Glimmers of growth
Ghana's economy shows recovery with 5.3% GDP growth and upgraded credit ratings, but gold smuggling cost $11.4 billion.
Ghana recorded 5.3% GDP growth in Q1 2025, up from 4.9% in the same period last year — a development President John Mahama welcomed as a sign of recovery. He stressed that restoring macroeconomic stability would boost investor confidence and support economic planning. Complementing this outlook, Fitch Ratings upgraded Ghana from “restricted default” to “B-”, citing progress in debt restructuring, while S&P raised its rating to “CCC+”. However, challenges remain. A Swissaid report revealed Ghana lost $11.4 billion over five years due to smuggled gold, with most illicit exports headed to Dubai.
Ghana’s economy is showing firm signs of recovery, with GDP growth reaching 5.3% in the first quarter of 2025, an increase from 4.9% in the same period last year. President John Mahama welcomed the figure as a promising indicator of economic revitalisation, stressing that restoring macroeconomic stability is crucial for boosting investor confidence and enabling long-term planning. The composition of this growth is also shifting encouragingly; while mining was a key driver in the previous year, the recent expansion has been led by the agricultural sector, supported by a 3.4% rise in cocoa production.
This optimism is being mirrored in international markets, where Ghana’s currency and creditworthiness have seen significant improvements. The cedi has appreciated by over 30% against the US dollar this year, making it the world’s best-performing currency. This strength is largely attributed to the government’s new gold purchase programme, GOLDBOD, which is designed to nationalise small-scale gold exports and provide direct foreign exchange access. Underscoring this growing confidence, Fitch recently upgraded Ghana from "restricted default" to a “B-” rating, with a similar upgrade from S&P earlier in the year, marking the country's most significant credit improvements in four years.
However, a significant shadow hangs over these gains, highlighting the immense challenge of illicit financial flows. A recent report by the Swiss NGO Swissaid revealed that Ghana lost $11.4 billion over the past five years due to gold smuggling, with most of the illicit trade headed to Dubai. This staggering figure exposes serious governance and enforcement gaps that directly undermine the objectives of the GOLDBOD programme. While the initiative aims to formalise the artisanal mining sector and curb smuggling, the scale of the problem suggests that strategic policies must be paired with far more robust regulatory oversight.

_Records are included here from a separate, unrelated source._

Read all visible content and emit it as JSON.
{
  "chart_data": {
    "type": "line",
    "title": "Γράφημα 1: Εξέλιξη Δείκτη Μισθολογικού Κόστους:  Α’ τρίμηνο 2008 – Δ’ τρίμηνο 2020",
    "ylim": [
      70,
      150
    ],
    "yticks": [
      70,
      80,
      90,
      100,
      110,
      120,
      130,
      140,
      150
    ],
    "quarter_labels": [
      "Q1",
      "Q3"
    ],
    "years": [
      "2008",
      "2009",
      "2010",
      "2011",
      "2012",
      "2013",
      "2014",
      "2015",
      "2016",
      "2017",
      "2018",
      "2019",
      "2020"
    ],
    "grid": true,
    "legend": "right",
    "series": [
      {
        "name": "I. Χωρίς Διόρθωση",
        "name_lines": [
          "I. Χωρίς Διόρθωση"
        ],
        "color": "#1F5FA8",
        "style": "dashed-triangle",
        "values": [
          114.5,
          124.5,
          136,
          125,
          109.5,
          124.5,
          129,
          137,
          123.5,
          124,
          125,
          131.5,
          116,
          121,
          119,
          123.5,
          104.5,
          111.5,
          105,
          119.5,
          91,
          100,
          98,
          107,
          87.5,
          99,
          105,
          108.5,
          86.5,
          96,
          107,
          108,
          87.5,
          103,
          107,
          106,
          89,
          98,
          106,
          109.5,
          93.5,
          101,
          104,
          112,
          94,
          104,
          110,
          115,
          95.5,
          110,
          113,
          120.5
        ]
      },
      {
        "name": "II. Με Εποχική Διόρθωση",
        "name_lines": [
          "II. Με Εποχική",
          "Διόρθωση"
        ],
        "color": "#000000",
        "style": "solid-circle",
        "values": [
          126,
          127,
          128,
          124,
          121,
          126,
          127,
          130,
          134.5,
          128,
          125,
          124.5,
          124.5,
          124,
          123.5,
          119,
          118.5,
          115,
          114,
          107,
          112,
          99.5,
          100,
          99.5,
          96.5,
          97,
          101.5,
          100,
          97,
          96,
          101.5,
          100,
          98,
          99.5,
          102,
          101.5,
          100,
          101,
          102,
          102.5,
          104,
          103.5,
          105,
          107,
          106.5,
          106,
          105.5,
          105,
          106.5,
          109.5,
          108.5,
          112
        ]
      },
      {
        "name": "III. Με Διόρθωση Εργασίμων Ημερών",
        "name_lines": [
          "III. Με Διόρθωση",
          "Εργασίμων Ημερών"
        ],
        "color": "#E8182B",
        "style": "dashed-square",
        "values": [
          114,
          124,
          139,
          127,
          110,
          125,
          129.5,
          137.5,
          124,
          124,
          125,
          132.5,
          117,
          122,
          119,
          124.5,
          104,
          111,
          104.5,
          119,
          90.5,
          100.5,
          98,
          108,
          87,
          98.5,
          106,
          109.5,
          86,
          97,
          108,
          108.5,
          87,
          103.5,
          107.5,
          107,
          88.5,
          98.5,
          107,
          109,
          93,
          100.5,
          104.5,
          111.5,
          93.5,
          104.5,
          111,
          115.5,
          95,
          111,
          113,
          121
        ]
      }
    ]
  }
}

The overall economic outlook remains positive but conditional. Inflation is projected to fall to 15% by the end of 2025, and the ongoing IMF programme may allow Ghana to return to international capital markets as early as 2026, a year ahead of schedule. Nevertheless, these positive forecasts hinge on the government’s ability to tackle deep-seated structural issues. The foundations for a sustainable recovery are being laid, but long-term success will ultimately depend on translating strategic initiatives into effective governance and institutional discipline.